Gelet op het vorenstaande komt de vermissing van de gouden ketting voor risico van de directeur en dient het beroep gegrond te worden verklaard.
Wat betreft de tegemoetkoming neemt de beroepscommissie in aanmerking, dat door klager niet aannemelijk is gemaakt wat de waarde van deze ketting is geweest, hetgeen meebrengt dat de omstandigheden van het geval alsmede de redelijkheid en de
billijkheid
richtinggevend zijn. De tegemoetkoming is niet bedoeld als schadevergoeding , voor het verkrijgen waarvan andere wegen openstaan.

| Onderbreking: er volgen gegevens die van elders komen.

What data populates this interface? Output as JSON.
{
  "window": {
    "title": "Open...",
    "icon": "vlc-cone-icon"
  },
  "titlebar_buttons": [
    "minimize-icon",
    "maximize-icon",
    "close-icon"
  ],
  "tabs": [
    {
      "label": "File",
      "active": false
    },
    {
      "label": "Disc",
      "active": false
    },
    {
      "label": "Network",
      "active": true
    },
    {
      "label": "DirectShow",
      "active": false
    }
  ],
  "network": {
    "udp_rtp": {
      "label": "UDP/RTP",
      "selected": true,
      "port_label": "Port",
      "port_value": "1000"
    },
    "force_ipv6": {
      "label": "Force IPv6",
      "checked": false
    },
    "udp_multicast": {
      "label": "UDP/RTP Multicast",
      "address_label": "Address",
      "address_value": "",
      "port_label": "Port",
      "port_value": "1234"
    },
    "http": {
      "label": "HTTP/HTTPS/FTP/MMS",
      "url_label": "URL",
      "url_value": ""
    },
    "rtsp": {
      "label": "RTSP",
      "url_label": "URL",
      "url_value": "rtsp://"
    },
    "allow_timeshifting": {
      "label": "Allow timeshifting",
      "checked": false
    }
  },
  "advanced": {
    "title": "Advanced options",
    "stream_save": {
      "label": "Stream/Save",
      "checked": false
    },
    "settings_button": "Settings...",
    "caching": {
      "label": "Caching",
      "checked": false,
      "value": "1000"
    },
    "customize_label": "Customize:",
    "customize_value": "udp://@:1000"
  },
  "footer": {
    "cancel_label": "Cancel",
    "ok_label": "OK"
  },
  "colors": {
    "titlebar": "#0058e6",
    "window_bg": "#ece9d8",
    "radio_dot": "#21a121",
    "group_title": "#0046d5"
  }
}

Zo kan klager ingevolge de circulaire van 13 augustus 1993, kenmerk 383893/93/DJ, een verzoek om schadevergoeding richten
aan het hoofd van de inrichting van de desbetreffende inrichting, terwijl hij zich ook kan wenden tot de civiele rechter.
Het voorgaande leidt tot na te melden beslissing.

4. De uitspraak
De beroepscommissie verklaart het beroep gegrond en kent klager een tegemoetkoming toe van € 50,=.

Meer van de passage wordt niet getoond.